The systems’ understanding uses a weighted score ranging between +1 and -1. A file ranked -1 will give your computer cholera, steal your money, cancel your gym membership, fire off a series of sexist emails to your boss, make your cat ill and turn the milk sour in the fridge. (+1 is, presumably, a healing missive from Jesus.)

Built off a staggering amount of data – the past 25 years of threat history – the algorithm is the endpoint of the analysis, rather than a live system.

While not true AI, it’s a novel approach to security and threat management. It doesn’t need to be online to update itself every other day (updates come every 6 months), which means it’s ideal for machines that don’t need to, can’t, or shouldn’t be net live 24/7.

The algo itself is protected, but that’s neither here nor there:  ‘there really isn’t anything to be found from reversing our process.  Basically we map patterns of badness, so the only way to avoid this is to stop being bad.’ – Greg Singh.

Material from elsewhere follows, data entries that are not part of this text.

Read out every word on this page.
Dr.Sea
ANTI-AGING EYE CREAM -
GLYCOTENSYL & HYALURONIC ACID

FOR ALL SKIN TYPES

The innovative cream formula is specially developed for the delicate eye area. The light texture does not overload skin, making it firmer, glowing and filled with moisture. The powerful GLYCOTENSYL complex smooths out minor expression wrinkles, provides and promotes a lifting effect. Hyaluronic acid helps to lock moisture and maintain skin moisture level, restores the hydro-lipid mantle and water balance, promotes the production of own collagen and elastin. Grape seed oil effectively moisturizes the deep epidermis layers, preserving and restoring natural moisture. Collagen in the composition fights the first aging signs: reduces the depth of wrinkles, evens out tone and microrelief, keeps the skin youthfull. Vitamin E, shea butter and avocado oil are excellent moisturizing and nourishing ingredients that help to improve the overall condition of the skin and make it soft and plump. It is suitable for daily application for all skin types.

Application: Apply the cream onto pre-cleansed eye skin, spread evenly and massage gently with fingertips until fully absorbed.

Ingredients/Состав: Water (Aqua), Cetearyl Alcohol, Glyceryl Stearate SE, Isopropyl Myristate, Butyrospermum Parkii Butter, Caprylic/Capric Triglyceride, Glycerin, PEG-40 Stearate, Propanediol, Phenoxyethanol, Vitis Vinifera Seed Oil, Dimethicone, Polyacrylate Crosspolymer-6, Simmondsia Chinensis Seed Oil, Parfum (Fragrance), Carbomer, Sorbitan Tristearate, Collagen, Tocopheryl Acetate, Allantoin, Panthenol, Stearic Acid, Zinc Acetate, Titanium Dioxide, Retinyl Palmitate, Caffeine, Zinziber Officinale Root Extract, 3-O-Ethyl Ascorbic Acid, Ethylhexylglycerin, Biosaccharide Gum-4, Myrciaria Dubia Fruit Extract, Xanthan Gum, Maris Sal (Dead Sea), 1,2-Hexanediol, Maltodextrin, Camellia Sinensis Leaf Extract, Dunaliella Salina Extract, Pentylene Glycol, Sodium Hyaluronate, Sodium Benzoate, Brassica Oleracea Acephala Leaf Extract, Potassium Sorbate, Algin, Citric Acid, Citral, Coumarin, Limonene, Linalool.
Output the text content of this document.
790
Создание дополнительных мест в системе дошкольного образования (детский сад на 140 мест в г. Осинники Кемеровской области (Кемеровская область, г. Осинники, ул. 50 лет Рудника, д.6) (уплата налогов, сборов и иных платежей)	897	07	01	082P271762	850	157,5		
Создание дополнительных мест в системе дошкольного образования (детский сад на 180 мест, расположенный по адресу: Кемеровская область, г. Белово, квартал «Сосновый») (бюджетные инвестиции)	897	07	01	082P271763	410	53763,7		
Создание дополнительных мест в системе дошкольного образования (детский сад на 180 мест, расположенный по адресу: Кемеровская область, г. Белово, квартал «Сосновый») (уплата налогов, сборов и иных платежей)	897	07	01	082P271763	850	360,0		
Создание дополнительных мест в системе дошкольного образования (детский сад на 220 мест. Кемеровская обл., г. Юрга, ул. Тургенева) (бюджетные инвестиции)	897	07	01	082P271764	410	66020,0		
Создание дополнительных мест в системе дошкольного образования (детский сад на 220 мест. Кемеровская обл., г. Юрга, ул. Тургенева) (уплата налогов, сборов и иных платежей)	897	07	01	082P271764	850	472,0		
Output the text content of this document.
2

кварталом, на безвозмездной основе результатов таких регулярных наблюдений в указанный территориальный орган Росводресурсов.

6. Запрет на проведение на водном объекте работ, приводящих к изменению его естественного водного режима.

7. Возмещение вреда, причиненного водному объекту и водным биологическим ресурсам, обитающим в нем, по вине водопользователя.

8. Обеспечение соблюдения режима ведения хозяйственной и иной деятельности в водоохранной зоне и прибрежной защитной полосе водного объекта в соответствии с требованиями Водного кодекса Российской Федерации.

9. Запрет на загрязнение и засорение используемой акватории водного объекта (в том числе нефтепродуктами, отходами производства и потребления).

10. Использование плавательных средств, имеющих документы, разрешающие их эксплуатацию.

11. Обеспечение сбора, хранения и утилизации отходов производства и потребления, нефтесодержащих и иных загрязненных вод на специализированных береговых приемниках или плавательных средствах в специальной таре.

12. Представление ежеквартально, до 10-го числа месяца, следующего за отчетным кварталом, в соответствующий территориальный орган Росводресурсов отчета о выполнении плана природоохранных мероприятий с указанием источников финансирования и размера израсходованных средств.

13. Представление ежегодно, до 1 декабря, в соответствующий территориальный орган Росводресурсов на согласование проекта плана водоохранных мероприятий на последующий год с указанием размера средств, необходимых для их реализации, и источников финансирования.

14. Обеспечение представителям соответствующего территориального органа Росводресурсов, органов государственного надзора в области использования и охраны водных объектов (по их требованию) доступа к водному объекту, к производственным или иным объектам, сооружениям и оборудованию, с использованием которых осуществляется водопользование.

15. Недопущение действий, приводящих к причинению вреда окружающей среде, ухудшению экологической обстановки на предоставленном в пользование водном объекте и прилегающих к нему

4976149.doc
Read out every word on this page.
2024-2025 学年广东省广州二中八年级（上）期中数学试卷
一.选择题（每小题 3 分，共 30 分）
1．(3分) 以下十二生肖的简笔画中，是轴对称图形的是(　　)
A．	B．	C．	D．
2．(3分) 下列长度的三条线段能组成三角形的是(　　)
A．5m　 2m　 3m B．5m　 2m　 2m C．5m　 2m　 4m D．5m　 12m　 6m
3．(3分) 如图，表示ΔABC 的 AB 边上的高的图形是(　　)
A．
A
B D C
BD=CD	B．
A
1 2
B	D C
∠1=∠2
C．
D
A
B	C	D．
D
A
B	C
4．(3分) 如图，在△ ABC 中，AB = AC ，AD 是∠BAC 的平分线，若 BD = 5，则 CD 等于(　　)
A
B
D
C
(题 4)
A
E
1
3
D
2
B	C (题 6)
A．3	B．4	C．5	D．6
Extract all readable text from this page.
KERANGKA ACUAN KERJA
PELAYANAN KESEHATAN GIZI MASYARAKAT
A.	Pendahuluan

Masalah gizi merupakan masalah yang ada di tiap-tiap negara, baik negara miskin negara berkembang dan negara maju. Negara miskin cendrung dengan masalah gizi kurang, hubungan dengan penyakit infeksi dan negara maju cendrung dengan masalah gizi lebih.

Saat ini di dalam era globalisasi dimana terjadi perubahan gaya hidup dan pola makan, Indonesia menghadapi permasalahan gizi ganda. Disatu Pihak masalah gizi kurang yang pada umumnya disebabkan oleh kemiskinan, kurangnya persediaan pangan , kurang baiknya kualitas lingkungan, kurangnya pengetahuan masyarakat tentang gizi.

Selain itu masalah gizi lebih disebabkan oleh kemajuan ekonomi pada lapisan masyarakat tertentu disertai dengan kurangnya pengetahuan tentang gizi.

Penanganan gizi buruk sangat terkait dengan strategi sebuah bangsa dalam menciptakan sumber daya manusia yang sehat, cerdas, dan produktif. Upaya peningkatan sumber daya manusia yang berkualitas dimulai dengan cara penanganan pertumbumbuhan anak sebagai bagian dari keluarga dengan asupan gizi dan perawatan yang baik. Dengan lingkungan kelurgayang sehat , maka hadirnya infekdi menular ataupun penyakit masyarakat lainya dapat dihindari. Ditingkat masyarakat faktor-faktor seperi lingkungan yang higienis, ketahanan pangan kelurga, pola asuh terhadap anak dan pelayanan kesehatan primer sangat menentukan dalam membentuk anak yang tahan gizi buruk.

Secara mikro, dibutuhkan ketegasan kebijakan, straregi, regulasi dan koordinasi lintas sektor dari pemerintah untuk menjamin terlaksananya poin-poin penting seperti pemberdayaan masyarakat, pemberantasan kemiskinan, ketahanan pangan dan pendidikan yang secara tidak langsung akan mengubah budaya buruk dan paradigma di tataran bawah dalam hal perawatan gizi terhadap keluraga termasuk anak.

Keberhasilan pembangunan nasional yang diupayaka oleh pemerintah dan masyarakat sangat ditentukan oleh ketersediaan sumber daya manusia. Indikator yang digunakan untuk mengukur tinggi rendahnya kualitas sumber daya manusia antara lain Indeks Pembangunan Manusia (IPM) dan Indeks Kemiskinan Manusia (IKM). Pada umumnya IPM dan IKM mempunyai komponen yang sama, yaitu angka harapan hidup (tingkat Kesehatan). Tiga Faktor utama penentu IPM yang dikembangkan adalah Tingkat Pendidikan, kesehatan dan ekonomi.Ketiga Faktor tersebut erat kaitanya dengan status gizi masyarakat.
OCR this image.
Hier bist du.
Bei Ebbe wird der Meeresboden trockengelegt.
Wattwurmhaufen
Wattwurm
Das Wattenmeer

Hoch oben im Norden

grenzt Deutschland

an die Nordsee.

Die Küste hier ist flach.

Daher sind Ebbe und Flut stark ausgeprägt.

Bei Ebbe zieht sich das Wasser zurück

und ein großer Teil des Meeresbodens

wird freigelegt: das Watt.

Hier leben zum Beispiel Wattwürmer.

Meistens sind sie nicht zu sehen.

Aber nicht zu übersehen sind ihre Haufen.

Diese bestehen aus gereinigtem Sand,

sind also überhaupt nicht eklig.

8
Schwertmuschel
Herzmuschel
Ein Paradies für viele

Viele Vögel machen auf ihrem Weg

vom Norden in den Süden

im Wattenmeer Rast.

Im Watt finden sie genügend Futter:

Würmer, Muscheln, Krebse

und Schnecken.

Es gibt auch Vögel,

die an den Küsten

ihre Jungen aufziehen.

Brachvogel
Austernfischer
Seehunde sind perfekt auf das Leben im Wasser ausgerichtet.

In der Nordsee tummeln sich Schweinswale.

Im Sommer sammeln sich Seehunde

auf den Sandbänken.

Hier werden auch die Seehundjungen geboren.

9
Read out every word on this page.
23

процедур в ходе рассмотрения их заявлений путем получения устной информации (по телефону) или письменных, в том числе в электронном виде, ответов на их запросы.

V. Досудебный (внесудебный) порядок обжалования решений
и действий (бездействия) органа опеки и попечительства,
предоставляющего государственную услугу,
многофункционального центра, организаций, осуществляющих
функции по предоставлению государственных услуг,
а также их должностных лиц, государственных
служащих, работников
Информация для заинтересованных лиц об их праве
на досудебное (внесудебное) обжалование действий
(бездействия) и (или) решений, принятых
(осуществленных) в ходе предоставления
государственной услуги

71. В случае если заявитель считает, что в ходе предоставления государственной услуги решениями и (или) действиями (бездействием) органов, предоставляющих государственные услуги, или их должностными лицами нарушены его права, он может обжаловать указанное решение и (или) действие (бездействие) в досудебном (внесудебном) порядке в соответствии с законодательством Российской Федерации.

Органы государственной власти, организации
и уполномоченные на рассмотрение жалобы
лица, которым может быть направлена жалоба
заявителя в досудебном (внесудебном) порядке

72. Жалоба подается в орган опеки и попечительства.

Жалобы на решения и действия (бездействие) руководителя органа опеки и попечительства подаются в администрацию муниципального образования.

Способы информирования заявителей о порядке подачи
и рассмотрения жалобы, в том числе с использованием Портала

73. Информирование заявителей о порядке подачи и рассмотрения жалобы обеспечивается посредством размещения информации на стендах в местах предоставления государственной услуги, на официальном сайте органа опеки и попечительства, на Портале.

I went for the demo but stayed for the movie, and despite what you’ve heard (Spoilers: Batman kicks Superman’s ass) the movie was better than expected. And Cylance did things I can’t argue with.

I’m not technically equipped to tell you why. But I brought my nephew because the AI model is the one he’ll be using when he graduates. He loved it. I thought it was cool, and cannot wait to see the next iteration of this kind of approach.

Disclosure: They gave us nachos, butter chicken and, on the way out, a Batman Bobblehead. I took a Superman for my other nephew who didn’t get to go.